Messerattentat auf Rabbiner "Wir dürfen uns auf keinen Fall verstecken"

Die Messer-Attacke auf einen orthodoxen Rabbiner in Frankfurt hat eine Diskussion über No-go-Areas im Westen entfacht. Yosef Havlin, Rabbiner-Kollege des Opfers, spricht im Interview mit SPIEGEL ONLINE über seine Erfahrungen mit religiös motiviertem Antisemitismus.


SPIEGEL ONLINE: Herr Rabbiner Havlin, Sie haben Ihren Rabbi-Kollegen G. mehrfach im Krankenhaus besucht. Wie geht es ihm?

Havlin: Es geht ihm schon besser, er liegt nicht mehr auf der Intensivstation. Leider aber muss er noch bis kommende Woche im Krankenhaus bleiben. Das ist sehr schade, denn in den nächsten Tagen feiern wir das jüdische Neujahrsfest.

SPIEGEL ONLINE: Was hat er Ihnen über den Vorfall erzählt?

Havlin: Er ist sehr schockiert, dass solch ein Angriff auf offener Straße bei uns in Frankfurt passiert ist. Und dann auch noch auf der Eschersheimer Landstraße, nur ein paar hundert Meter vom Polizeipräsidium entfernt. Er hat gesagt, dass wir in die Zukunft schauen und unsere Aktivitäten verstärken sollen.

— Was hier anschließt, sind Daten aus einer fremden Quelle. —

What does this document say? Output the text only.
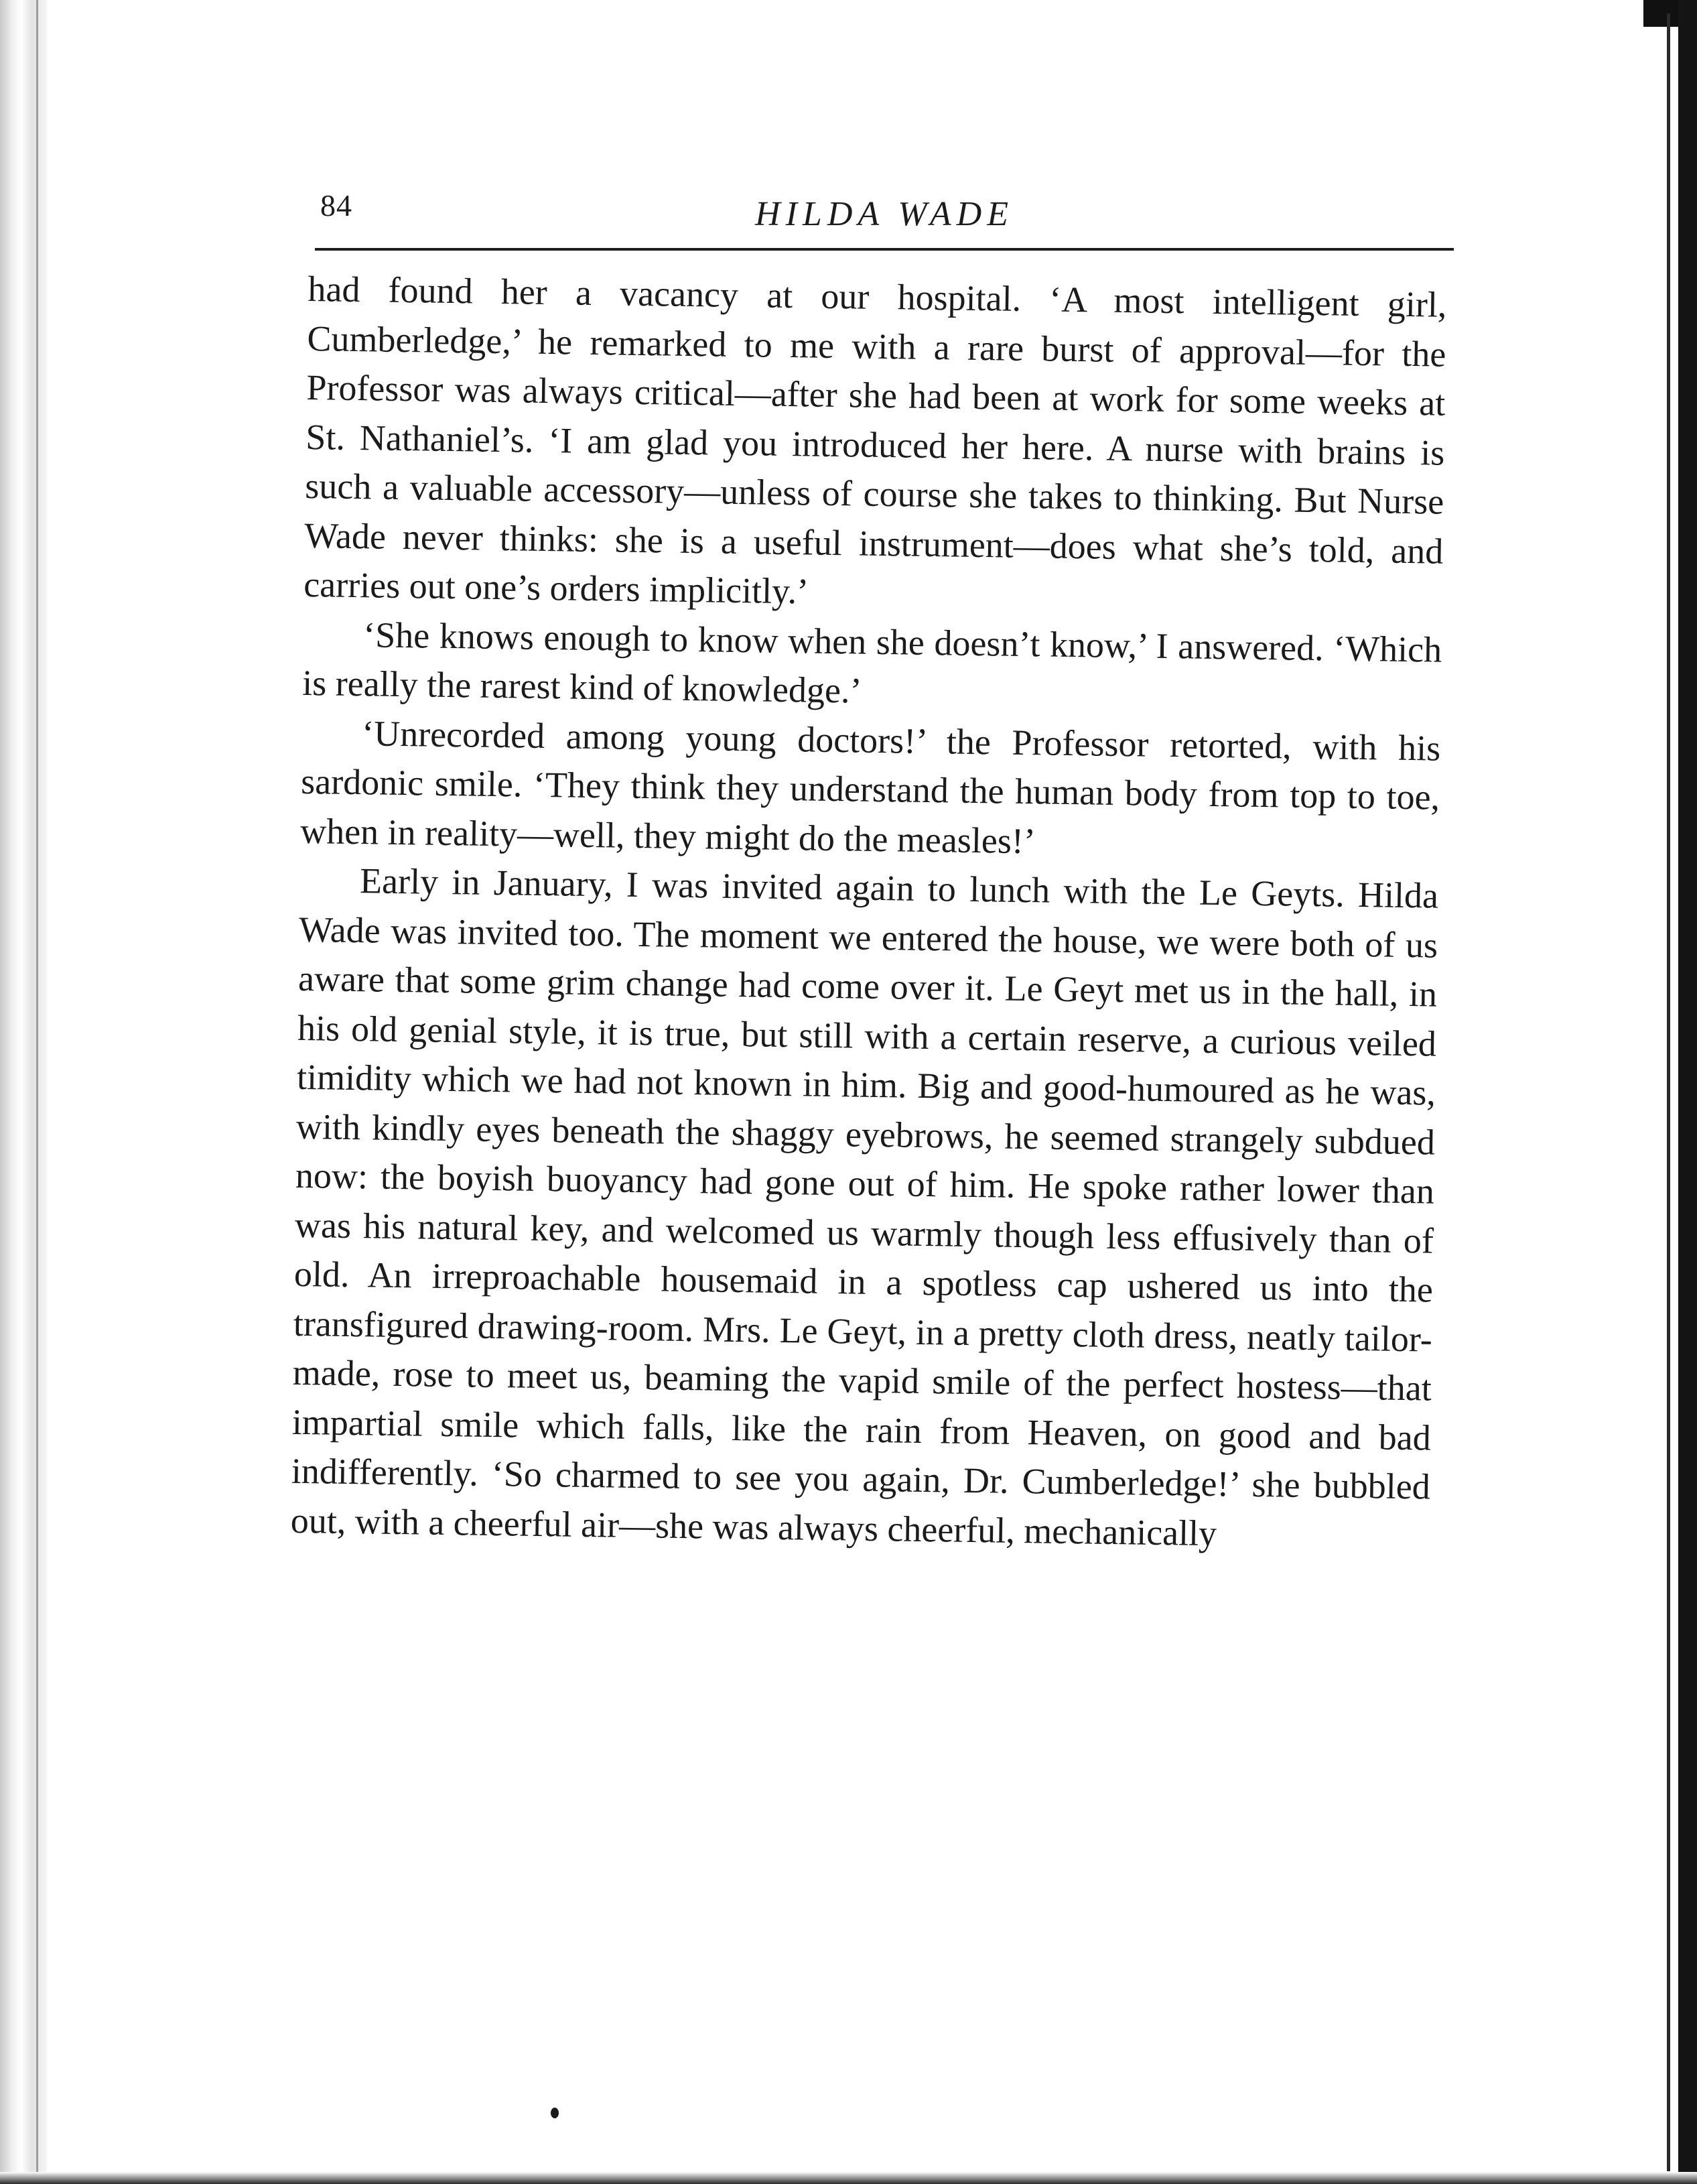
84	HILDA WADE

had found her a vacancy at our hospital. ‘A most intelligent girl, Cumberledge,’ he remarked to me with a rare burst of approval—for the Professor was always critical—after she had been at work for some weeks at St. Nathaniel’s. ‘I am glad you introduced her here. A nurse with brains is such a valuable accessory—unless of course she takes to thinking. But Nurse Wade never thinks: she is a useful instrument—does what she’s told, and carries out one’s orders implicitly.’

‘She knows enough to know when she doesn’t know,’ I answered. ‘Which is really the rarest kind of knowledge.’

‘Unrecorded among young doctors!’ the Professor retorted, with his sardonic smile. ‘They think they understand the human body from top to toe, when in reality—well, they might do the measles!’

Early in January, I was invited again to lunch with the Le Geyts. Hilda Wade was invited too. The moment we entered the house, we were both of us aware that some grim change had come over it. Le Geyt met us in the hall, in his old genial style, it is true, but still with a certain reserve, a curious veiled timidity which we had not known in him. Big and good-humoured as he was, with kindly eyes beneath the shaggy eyebrows, he seemed strangely subdued now: the boyish buoyancy had gone out of him. He spoke rather lower than was his natural key, and welcomed us warmly though less effusively than of old. An irreproachable housemaid in a spotless cap ushered us into the transfigured drawing-room. Mrs. Le Geyt, in a pretty cloth dress, neatly tailor-made, rose to meet us, beaming the vapid smile of the perfect hostess—that impartial smile which falls, like the rain from Heaven, on good and bad indifferently. ‘So charmed to see you again, Dr. Cumberledge!’ she bubbled out, with a cheerful air—she was always cheerful, mechanically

SPIEGEL ONLINE: Was meinen Sie damit konkret?

Havlin: Wir betreiben hier eine Talmud-Schule, wir arbeiten mit Kindern, wir bereiten jüdische Feiertage vor. Das ist die Hauptsache, wir müssen die Kraft haben, mit unserer Arbeit weiterzumachen, mehr als zuvor. Wir dürfen uns jetzt auf keinen Fall verstecken.

SPIEGEL ONLINE: Haben Sie persönlich schon einmal eine bedrohliche Situation in Frankfurt erlebt?

Havlin: Ich bin mehrfach von arabisch aussehenden Männern beleidigt worden. Wenn ich hier über die Einkaufsstraße, die Zeil, gehe, werde ich von ihnen manchmal abschätzig angesehen. Immer wenn die Situation im Nahen Osten, in Israel problematisch wird, dann nehmen die Pöbeleien hier bei uns zu. Eine Messerattacke aber gab es noch nie. Ich hoffe jetzt, dass der Täter bald gefunden und hoch bestraft wird. Das muss abschreckend wirken, damit so etwas nicht noch einmal passiert.

SPIEGEL ONLINE: Fürchten Sie sich jetzt, nach dem Angriff auf Ihren Kollegen, mit Kippa und als Rabbiner auf die Straße zu gehen?

Havlin: Nein. Heute Morgen zum Beispiel war ich in der Stadt unterwegs, da kamen Nichtjuden auf mich zu und sagten, dass ihnen das Geschehene leid tut, dass so etwas nicht passieren darf in Deutschland. Viele Leute sagen das. Das hilft.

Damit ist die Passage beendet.